La demande de dommages et intérêts intentée à titre principal contre le créancier ne constitue pas une contestation ayant une incidence sur le montant ou l’existence de la créance. Le juge-commissaire doit, en conséquence, admettre la créance.
Cass. com., 21 nov. 2018, no 17-18978, ECLI:FR:CCASS:2018:CO00930, M. Y et Sté A. ès qual. c/ Sté BNP Paribas Lease Group, PB (cassation partielle CA Bordeaux, 3 avr. 2017), M. Rémery, cons. doyen f. f. prés. ; SARL Cabinet Briard, SCP Didier et Pinet, av.

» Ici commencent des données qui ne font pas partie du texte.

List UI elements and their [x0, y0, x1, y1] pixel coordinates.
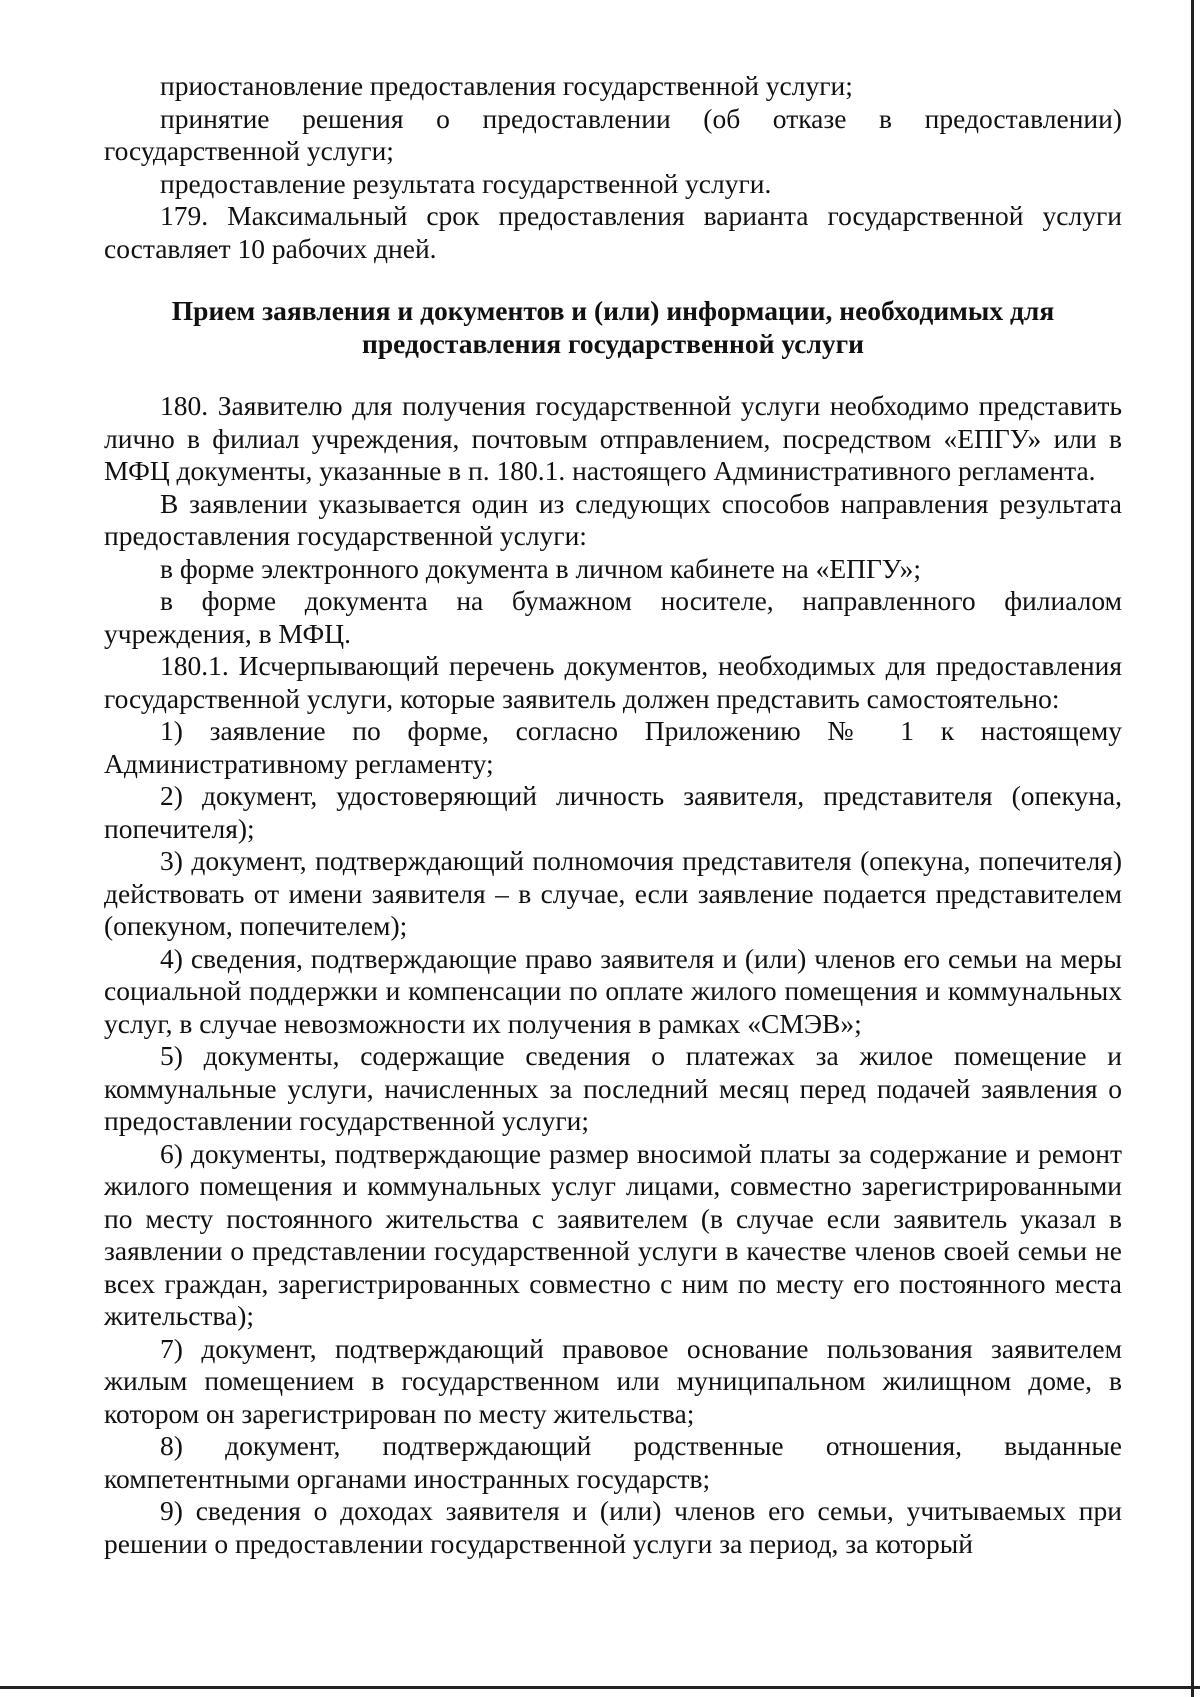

Cass. com., 13 févr. 2019, nos 17-21216 et 17-21217, ECLI:FR:CCASS:2019:CO00126, Sté Banque Tarneaud c/ M. R. ès qual. liquidateur de la Sté Les Composants précontraints, F–D (cassation CA Paris, 9 mai 2017), Mme Mouillard, prés. ; SARL Cabinet Briard, SCP Coutard et Munier-Apaire, av.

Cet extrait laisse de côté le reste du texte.